For this lab, you need not write a true lab report. Instead, just turn in your SQL queries and the results they produced. For each one, give my English statement of the problem, your SQL query, and the resulting table, in that order.

You can check if you get the same results as I do. However, be warned that it is possible to get the right answers even with incorrect queries..

If in any case you have reason to doubt that your query is correct but haven't been able to track down what is wrong or fix it, you should indicate what your concern is.

Be sure to answer each question using a single SQL query that directly produces the desired result. It is not acceptable to issue one query, manually extract some information from the result, and use that to type in a second query, which produces the desired result.

The desired result should also be immediately apparent; what follows are two examples of how you could fail to meet this expectation. Example 1: if I ask you how many of something exists, your output should be a single row showing the number, not a bunch of rows, where the number of rows is the answer. Example 2: if I ask you what is the largest value of something, your output should just be that largest value, not an ordered list from which the largest value can be read off.

Your queries should not produce results with duplicate rows.

Try not to make your queries unnecessarily complex. In particular, don't mention a table if it isn't needed to find the result.

Specific problems

  1. Find the names of candidates who ran for an office ending in '19A'.

  2. Provide an alphabetical list of the parties' full names.

  3. Find the candidates who ran for the office of 'U.S. Senator'. For each, list the candidate's and party's full names. Hint: join tables using the party abbreviation, not the party ID. Later you will see why.

  4. Find a list of candidates' names for those candidates for US office who received a majority of the votes in at least one precinct in 'Nicollet' county.

  5. In which precinct (or precincts) did 'CLARK JOHNSON' receive his largest state House vote count? Give your answer as a precinct name (or names, if there is a tie).
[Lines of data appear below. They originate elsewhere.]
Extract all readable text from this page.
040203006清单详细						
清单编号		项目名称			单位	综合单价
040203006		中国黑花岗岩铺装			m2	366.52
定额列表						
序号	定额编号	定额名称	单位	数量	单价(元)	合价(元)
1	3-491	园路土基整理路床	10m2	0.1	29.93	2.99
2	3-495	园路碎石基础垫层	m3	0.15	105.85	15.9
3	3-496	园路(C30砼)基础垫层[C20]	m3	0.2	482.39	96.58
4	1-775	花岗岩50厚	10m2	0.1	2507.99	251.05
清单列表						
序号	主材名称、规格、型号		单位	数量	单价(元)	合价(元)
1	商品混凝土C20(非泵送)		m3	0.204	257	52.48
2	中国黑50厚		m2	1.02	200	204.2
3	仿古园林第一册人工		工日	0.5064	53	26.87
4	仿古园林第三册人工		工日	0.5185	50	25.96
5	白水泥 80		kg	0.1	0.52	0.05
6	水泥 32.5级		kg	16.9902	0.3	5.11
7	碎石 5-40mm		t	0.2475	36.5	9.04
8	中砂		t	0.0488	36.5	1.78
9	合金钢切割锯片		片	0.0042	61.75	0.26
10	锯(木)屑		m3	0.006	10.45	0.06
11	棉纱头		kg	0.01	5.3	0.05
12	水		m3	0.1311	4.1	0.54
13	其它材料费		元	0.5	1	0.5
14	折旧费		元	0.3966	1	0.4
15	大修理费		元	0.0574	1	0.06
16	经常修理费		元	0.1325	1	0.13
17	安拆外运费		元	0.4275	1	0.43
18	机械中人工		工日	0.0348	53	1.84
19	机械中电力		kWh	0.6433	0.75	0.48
  6. In which counties did 'CLARK JOHNSON' have state House election results? Give your result as an alphabetic list of county names.

  7. In how many precincts did 'TIM WALZ' have US House results?

  8. In how many precincts did 'TIM WALZ' win a majority of the US House votes?

  9. Find any rows of the candidates table that contain a party ID number not present in the table of parties. For each, show the candidate's name and party ID number.

  10. Find any candidates with a party ID that does not match the one shown in the parties table for the candidate's party abbreviation. For each, show the candidate's name, candidate ID, party ID number, party abbreviation, and the party ID number that is listed in the parties table as corresponding to the abbreviation.

  11. Sometimes it happens that two distinct municipalities (identified by different MCD codes) happen to have the same name. List the cases where this occurs, for each providing the municipality name, the two MCD codes, and the two county names. List each pair only once, not also in reversed order. The list should be in alphabetical order by municipality name.

  12. How many counties are there for which the number of precincts shown in the counties table doesn't match how many are in the precincts table?

  13. Produce a table of state-wide votes for the US Senate race, showing in each row the candidate's name and the corresponding number of votes. The table should be in descending order of votes.

  14. What percentage of the votes for Governor in each county were for the DFL candidate? List the county names with their percentages (which should be labeled as such). Give the list in ascending order of percentage. Hint: The percentage column in the governor_results table is not helpful for this.

  15. Although each MCD code in the municipalities table identifies a unique municipality, the same code can appear in more than one row if a municipality spans multiple counties. Find all the cases where this appears, listing for each the MCD code, municipality name and number of counties. The list should be organized primarily in decreasing order of number of counties and for any given number of counties in alphabetical order by municipality name.